We have successfully trained our model. Let’s now visualize the training process using TensorBoard.

Remember we saved the log file as ‘train’ in our current working directory. This is what the folder looks like on my PC

Go to your anaconda prompt and type

TensorBoard --logdir train

When you run the above command, you should get a message that looks like this

TensorBoard 1.13.1 at http://dayvheed:6006 (Press CTRL+C to quit)
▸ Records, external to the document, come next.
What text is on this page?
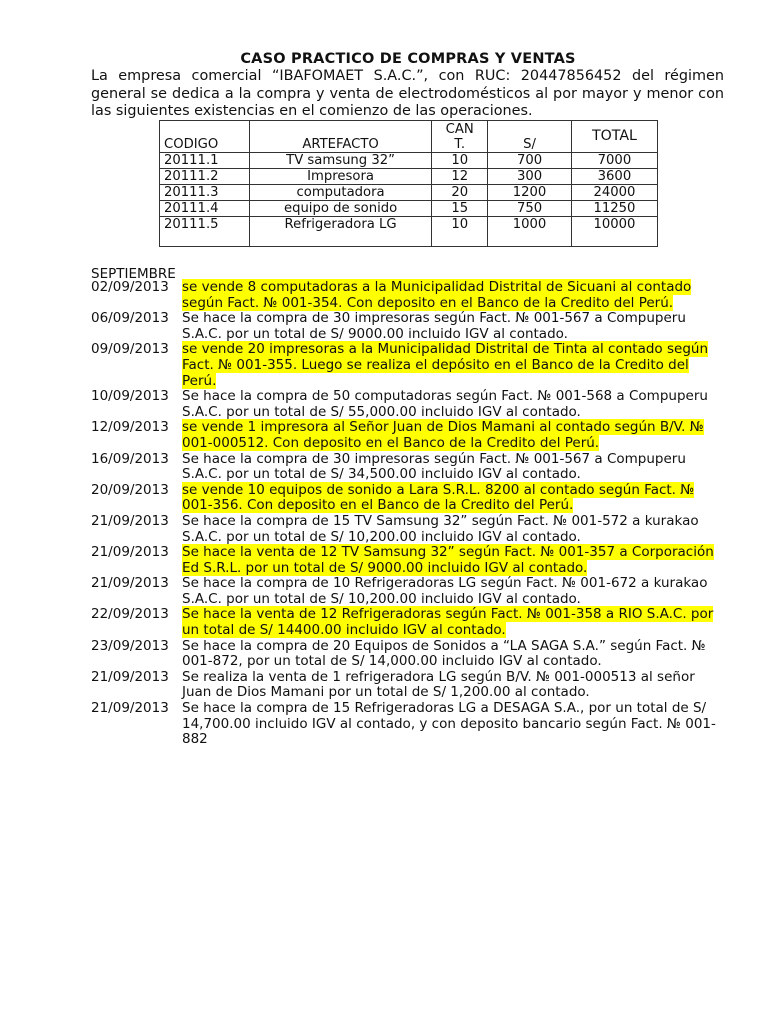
CASO PRACTICO DE COMPRAS Y VENTAS
La empresa comercial “IBAFOMAET S.A.C.”, con RUC: 20447856452 del régimen general se dedica a la compra y venta de electrodomésticos al por mayor y menor con las siguientes existencias en el comienzo de las operaciones.
CODIGO	ARTEFACTO	CANT.	S/	TOTAL
20111.1	TV samsung 32”	10	700	7000
20111.2	Impresora	12	300	3600
20111.3	computadora	20	1200	24000
20111.4	equipo de sonido	15	750	11250
20111.5	Refrigeradora LG	10	1000	10000
SEPTIEMBRE
02/09/2013 se vende 8 computadoras a la Municipalidad Distrital de Sicuani al contado según Fact. № 001-354. Con deposito en el Banco de la Credito del Perú.
06/09/2013 Se hace la compra de 30 impresoras según Fact. № 001-567 a Compuperu S.A.C. por un total de S/ 9000.00 incluido IGV al contado.
09/09/2013 se vende 20 impresoras a la Municipalidad Distrital de Tinta al contado según Fact. № 001-355. Luego se realiza el depósito en el Banco de la Credito del Perú.
10/09/2013 Se hace la compra de 50 computadoras según Fact. № 001-568 a Compuperu S.A.C. por un total de S/ 55,000.00 incluido IGV al contado.
12/09/2013 se vende 1 impresora al Señor Juan de Dios Mamani al contado según B/V. № 001-000512. Con deposito en el Banco de la Credito del Perú.
16/09/2013 Se hace la compra de 30 impresoras según Fact. № 001-567 a Compuperu S.A.C. por un total de S/ 34,500.00 incluido IGV al contado.
20/09/2013 se vende 10 equipos de sonido a Lara S.R.L. 8200 al contado según Fact. № 001-356. Con deposito en el Banco de la Credito del Perú.
21/09/2013 Se hace la compra de 15 TV Samsung 32” según Fact. № 001-572 a kurakao S.A.C. por un total de S/ 10,200.00 incluido IGV al contado.
21/09/2013 Se hace la venta de 12 TV Samsung 32” según Fact. № 001-357 a Corporación Ed S.R.L. por un total de S/ 9000.00 incluido IGV al contado.
21/09/2013 Se hace la compra de 10 Refrigeradoras LG según Fact. № 001-672 a kurakao S.A.C. por un total de S/ 10,200.00 incluido IGV al contado.
22/09/2013 Se hace la venta de 12 Refrigeradoras según Fact. № 001-358 a RIO S.A.C. por un total de S/ 14400.00 incluido IGV al contado.
23/09/2013 Se hace la compra de 20 Equipos de Sonidos a “LA SAGA S.A.” según Fact. № 001-872, por un total de S/ 14,000.00 incluido IGV al contado.
21/09/2013 Se realiza la venta de 1 refrigeradora LG según B/V. № 001-000513 al señor Juan de Dios Mamani por un total de S/ 1,200.00 al contado.
21/09/2013 Se hace la compra de 15 Refrigeradoras LG a DESAGA S.A., por un total de S/ 14,700.00 incluido IGV al contado, y con deposito bancario según Fact. № 001-882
Copy the http://<url>:6006 to any browser on your PC and run it. The TensorBoard dashboard will appear and it would look like this.

We can see from the loss function at every epoch. Since the loss drops very quickly and stabilizes after the first 500 epochs, it indicates that our model has learned.

We can also check how the tensors are connected by clicking on the Graphs tab

In conclusion, we have seen that TensorBoard is a fantastic visualization tool for neural networks. You can display important metrics such as loss, accuracy, and weight. We saw how to achieve this using TensorBoard. It’s important to understand how to use TensorBoard especially if you are working with big projects.